The original Peter Pan is more magnetic, more magical, and more menacing than any of the adaptions I’ve seen. Peter is both the biggest surprise and the highlight. He is alluring and free-spirited, and his life represents all the wonder and imagination that we lose when we grow up. But he’s also presumptuous, arrogant, even tyrannical, and cares more about adventure than people. Part-boy and part-nature, Peter is a true betwixt-and-between creature who can fly, speak to fairies and animals, but who also desperately needs a mother.
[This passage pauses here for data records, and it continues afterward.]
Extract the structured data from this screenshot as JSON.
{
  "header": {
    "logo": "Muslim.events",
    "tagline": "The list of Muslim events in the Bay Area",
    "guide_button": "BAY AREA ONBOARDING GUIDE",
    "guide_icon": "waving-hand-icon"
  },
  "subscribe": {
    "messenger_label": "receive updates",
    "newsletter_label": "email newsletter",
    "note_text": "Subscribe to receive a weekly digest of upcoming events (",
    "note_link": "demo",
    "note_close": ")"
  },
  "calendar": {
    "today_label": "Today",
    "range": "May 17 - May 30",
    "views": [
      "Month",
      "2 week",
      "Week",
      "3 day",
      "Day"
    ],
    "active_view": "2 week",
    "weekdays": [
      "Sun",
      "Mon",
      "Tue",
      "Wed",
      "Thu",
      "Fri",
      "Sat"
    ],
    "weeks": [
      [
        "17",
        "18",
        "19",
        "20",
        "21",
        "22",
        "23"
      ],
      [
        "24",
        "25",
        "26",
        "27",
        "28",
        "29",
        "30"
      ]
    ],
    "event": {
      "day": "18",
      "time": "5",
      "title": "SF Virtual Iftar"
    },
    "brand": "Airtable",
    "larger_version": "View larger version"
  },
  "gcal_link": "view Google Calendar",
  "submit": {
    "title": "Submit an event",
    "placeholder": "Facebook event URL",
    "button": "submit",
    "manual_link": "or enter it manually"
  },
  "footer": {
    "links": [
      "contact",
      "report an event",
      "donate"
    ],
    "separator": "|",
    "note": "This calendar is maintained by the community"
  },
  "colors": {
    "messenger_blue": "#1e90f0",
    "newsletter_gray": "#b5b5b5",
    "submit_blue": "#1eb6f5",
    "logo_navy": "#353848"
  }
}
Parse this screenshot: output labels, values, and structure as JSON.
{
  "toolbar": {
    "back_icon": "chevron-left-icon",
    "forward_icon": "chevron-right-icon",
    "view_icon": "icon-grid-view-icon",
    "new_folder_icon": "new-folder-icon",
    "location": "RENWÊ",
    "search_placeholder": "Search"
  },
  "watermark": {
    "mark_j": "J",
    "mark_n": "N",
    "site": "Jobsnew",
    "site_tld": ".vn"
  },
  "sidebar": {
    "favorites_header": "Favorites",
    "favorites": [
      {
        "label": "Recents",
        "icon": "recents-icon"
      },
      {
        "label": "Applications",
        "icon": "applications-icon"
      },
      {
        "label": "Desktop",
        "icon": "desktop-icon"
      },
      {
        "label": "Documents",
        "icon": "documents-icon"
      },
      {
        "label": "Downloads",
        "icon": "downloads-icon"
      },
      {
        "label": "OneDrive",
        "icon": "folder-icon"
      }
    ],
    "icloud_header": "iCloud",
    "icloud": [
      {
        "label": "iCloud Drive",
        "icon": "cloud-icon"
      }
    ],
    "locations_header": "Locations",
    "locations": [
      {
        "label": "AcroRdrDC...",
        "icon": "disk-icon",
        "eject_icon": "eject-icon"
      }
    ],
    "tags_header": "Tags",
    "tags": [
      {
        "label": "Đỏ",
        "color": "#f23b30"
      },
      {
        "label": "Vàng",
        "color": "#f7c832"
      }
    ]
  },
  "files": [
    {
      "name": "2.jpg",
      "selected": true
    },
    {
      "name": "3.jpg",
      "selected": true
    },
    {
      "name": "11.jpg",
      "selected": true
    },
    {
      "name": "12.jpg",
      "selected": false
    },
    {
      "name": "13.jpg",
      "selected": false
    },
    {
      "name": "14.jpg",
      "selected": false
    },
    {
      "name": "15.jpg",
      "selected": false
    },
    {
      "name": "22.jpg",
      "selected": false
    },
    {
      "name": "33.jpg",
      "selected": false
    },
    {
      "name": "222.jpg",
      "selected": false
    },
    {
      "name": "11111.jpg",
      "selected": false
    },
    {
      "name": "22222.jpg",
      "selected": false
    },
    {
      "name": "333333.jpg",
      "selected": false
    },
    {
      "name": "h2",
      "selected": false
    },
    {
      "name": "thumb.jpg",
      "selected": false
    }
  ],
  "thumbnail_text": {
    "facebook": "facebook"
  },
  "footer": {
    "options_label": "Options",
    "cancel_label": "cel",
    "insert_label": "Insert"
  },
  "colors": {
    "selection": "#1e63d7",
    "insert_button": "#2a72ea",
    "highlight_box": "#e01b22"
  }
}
The entire story is charmingly magical, and even before Peter shows up, the Darling mother arranges her children’s thoughts as they sleep, keeps a kiss in the right-hand corner of her mouth, and leaves night-lights as her own eyes to watch over her children in the dark.

On the other hand, the outdated and ignorant portrayal of both women and Redskins is outright offensive. Wendy is completely fulfilled by coming to Neverland to be a mother to Peter and his gang, which includes cooking, cleaning, administering medicine, and darning clothing. She desperately wants Peter’s affections, but he has none for her. In fact, all the women have a desperate want of Peter, from Tinkerbell to Tiger Lily to the Mermaids, and none of the girls get along with each other because of their jealousy. Tiger Lily, the warrior princess of the Piccaninny tribe, is beautiful but dangerous, as her kind lays their ears to the ground, vent unearthly yells, prepare for scalping, and beat war drums. They even call Peter “the great white father”.

Despite being a product of its time, I still love Peter Pan. It’s bewitchingly beautiful and hauntingly tragic.

Recommended for fans of magical realism, or anyone who love a Pan movie. Talk to your kids about the racism.


“Peter was not quite like other boys; but he was afraid at last. A tremour ran through him, like a shudder passing over the sea; but on the sea one shudder follows another till there are hundreds of them, and Peter felt just the one. Next moment he was standing erect on the rock again, with that smile on his face and a drum beating within him. It was saying, “To die will be an awfully big adventure.”